Non-hyperelliptic Riemann surface

Question

Let $S$ be the Riemann surface of the plane algebraic curve

$XYZ^3+X^5+Y^5 = 0$.

How can I prove that $S$ isn't a hyperelliptic Riemann surface?

Answer 1

For any closed subvariety $Y \subset \mathbb{P}^N$ which is a smooth complete intersection of hypersurfaces $F_1,\ldots,F_r$ of degrees $d_1,\ldots,d_r$, then there is a formula for the canonical bundle $\omega_Y$:

$\omega_Y = \mathcal{O}_Y(\sum_{i=1}^r d_i-N-1)$.

In particular, whenever the canonical bundle is positive, $\omega_Y$ is very ample. If we take the case $N = 2$, $r = 1$ then we see that this happens for a plane curve of degree $d$ if and only if $d \geq 4$. You have a smooth plane curve of degree $5$, so the canonical bundle is very ample.

On the other hand, a hyperelliptic curve (of genus $g \geq 2$) has a canonical bundle which is ample but not very ample: e.g. this is Proposition IV.5.2 in Hartshorne's Algebraic Geometry.

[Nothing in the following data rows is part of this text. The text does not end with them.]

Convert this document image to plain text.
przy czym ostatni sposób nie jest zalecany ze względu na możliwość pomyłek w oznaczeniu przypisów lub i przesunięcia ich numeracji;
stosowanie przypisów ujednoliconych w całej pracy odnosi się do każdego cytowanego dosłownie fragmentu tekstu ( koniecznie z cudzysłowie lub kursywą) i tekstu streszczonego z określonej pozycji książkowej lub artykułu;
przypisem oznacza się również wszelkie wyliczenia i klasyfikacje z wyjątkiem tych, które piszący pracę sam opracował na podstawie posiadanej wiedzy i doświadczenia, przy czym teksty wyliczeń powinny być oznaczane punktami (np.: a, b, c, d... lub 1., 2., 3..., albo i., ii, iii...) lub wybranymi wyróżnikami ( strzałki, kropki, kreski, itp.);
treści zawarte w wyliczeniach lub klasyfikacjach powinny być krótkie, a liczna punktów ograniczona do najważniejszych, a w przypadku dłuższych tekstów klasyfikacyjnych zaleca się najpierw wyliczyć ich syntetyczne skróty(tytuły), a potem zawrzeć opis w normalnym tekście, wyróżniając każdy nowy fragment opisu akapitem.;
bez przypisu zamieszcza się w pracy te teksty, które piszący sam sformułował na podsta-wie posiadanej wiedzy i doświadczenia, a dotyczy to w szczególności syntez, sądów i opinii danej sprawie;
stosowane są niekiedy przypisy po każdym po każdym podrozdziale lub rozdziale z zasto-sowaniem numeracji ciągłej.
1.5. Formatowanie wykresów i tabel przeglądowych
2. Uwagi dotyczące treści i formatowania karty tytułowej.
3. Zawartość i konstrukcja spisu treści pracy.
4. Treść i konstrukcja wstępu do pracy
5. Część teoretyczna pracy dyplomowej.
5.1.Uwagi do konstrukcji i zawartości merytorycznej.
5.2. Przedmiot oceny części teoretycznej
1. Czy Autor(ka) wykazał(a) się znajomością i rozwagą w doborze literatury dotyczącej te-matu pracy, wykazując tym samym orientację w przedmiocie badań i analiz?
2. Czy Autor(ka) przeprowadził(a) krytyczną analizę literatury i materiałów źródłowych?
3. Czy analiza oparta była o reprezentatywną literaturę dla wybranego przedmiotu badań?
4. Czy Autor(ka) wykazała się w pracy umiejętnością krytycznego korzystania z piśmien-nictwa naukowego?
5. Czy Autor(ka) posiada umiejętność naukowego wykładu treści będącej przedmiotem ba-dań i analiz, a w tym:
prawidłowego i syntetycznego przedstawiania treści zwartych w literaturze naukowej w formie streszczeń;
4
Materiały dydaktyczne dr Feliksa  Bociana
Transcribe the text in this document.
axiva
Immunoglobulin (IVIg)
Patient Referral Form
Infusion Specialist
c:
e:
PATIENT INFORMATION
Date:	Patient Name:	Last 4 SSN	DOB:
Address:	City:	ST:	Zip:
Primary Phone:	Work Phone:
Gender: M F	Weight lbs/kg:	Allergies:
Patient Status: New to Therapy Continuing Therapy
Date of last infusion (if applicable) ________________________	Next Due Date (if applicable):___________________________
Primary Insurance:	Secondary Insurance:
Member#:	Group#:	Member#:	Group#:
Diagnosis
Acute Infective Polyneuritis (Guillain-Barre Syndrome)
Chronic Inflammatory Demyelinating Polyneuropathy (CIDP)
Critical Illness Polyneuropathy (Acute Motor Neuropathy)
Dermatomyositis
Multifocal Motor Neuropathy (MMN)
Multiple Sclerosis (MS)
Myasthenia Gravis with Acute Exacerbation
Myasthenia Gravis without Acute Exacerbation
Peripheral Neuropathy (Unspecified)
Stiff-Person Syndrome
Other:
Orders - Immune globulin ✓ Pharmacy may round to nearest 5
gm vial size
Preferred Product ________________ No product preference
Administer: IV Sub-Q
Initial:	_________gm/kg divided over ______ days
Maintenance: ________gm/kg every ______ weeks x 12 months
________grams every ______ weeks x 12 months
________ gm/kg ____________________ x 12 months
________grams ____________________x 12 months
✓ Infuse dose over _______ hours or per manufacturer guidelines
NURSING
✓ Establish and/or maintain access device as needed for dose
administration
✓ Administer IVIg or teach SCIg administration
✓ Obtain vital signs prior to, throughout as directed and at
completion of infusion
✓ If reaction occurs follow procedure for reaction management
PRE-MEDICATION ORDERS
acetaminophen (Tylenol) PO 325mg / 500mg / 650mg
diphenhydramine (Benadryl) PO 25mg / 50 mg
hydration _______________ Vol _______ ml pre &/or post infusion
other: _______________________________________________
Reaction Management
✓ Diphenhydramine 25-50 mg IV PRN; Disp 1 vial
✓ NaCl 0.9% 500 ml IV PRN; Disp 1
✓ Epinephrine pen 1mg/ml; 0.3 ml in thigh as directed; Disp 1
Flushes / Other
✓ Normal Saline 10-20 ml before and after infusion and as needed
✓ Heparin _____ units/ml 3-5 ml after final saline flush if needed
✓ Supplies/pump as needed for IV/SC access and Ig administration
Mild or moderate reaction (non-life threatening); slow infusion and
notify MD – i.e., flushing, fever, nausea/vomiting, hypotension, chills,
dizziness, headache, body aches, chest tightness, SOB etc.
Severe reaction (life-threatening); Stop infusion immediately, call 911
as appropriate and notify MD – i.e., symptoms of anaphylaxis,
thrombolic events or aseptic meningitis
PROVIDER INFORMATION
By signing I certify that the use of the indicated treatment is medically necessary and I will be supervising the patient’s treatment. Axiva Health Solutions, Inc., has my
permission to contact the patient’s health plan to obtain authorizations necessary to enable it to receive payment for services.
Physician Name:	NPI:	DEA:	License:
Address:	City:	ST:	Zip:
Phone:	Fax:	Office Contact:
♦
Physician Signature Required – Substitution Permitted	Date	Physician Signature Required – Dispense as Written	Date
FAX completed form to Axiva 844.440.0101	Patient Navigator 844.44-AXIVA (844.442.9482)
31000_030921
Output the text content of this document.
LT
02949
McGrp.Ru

Thus no smooth plane curve of degree $d \geq 4$ is hyperelliptic.

I realize that your question is couched in the language of Riemann surface theory rather than algebraic geometry, so maybe you don't want an answer in such sheaf-theoretic language. If so, no problem -- please say so, and someone else will surely come along to leave another answer.